André Bernardo e Carla Marques
Rio - A Vigilância Sanitária do Estado do Rio vai realizar hoje uma vistoria no Centro de Tratamento Intensivo (CTI) do Hospital Municipal Souza Aguiar para investigar uma suspeita de surto provocado pela bactéria Enterococos resistente à Vancomicina (VRE), a mesma que provocou o fechamento da Emergência do Hospital Geral de Bonsucesso em outubro. Ontem, o diretor da unidade, Josué Kardec, admitiu que dois pacientes do CTI estão colonizados pela bactéria e um terceiro já desenvolveu a doença. “Eles continuam no CTI, mas em isolamento de contato”, afirmou. Um quarto paciente, sob suspeita de contaminação, morreu antes de ter a doença confirmada.
Segundo Victor Berbara, superintendente de Vigilância em Saúde da Secretaria Estadual de Saúde, o objetivo da vistoria é avaliar as condições de limpeza, assepsia, atendimento e superlotação, entre outros itens, do Hospital Souza Aguiar.
“Queremos verificar se as providências tomadas foram as corretas. Normalmente, em caso de suspeita de surto, o ideal é que a Vigilância Sanitária seja notificada o mais rapidamente possível”, afirma ele, acrescentando que o relatório pode ficar pronto até sexta-feira.

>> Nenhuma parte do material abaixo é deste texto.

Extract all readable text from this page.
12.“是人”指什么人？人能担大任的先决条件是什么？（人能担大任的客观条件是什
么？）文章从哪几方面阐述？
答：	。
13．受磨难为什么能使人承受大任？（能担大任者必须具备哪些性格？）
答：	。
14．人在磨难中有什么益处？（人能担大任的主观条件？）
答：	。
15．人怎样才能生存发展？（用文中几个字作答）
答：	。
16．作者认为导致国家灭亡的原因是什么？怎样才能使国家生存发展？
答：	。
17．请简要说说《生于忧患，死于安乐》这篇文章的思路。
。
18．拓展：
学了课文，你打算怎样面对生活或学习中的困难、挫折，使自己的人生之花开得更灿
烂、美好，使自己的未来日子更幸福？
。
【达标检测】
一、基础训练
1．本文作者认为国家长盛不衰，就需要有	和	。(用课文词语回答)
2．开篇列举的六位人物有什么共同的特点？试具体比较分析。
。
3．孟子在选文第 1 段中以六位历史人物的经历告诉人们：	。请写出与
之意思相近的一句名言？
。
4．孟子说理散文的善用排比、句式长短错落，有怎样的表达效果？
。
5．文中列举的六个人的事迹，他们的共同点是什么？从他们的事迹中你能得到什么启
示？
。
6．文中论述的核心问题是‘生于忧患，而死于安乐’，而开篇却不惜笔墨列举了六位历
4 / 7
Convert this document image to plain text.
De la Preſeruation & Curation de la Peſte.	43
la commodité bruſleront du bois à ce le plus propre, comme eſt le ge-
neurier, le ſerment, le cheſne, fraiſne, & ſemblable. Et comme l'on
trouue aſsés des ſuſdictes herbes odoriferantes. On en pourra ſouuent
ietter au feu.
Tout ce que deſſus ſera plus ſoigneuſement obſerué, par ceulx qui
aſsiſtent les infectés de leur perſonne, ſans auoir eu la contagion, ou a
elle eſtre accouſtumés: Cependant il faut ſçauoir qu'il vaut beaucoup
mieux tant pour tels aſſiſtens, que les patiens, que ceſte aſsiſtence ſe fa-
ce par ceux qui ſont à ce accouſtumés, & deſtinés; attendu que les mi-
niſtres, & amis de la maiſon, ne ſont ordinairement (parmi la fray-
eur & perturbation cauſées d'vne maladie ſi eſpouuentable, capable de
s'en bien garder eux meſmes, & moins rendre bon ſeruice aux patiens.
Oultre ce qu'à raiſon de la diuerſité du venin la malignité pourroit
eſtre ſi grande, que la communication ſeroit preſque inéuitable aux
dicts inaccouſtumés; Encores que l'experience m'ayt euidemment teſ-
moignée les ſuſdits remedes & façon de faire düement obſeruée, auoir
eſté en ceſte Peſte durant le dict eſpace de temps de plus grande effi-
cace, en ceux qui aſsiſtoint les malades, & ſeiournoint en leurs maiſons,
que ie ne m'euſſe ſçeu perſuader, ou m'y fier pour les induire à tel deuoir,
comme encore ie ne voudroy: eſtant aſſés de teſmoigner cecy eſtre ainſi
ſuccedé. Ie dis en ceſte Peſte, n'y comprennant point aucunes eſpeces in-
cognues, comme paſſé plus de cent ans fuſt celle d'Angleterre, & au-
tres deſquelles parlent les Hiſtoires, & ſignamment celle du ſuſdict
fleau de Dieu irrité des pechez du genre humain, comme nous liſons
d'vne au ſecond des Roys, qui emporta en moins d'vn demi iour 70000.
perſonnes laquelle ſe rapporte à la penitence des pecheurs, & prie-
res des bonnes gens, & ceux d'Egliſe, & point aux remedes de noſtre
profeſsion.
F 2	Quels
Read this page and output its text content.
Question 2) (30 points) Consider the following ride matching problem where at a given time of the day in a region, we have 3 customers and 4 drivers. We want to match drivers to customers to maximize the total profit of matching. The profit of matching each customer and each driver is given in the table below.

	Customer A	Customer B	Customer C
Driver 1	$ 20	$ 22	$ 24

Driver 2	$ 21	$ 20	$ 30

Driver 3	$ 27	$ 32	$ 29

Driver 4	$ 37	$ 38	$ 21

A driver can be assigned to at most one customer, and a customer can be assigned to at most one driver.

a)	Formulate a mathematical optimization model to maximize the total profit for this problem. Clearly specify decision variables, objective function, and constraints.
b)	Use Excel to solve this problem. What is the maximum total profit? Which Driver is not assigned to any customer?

O diretor Josué Kardec disse que não houve ‘transmissão cruzada’ (entre pacientes internados) porque os três já chegaram contaminados à unidade. A Secretaria Municipal de Saúde, porém, não quis divulgar os exames que teriam sido realizados na chegada dos pacientes ao Souza Aguiar.
NOVOS EXAMES
Na última terça-feira, dia 27 de novembro, a Comissão de Controle de Infecção Hospitalar (CCIH) do Souza Aguiar emitiu documento se comprometendo a reforçar as medidas preventivas já tomadas. A principal é o exame laboratorial obrigatório, o ‘swab’, de todos os pacientes recebidos pelo CTI para rastrear a bactéria. Pacientes do setor — há 21 leitos — passarão por novos exames entre hoje e amanhã.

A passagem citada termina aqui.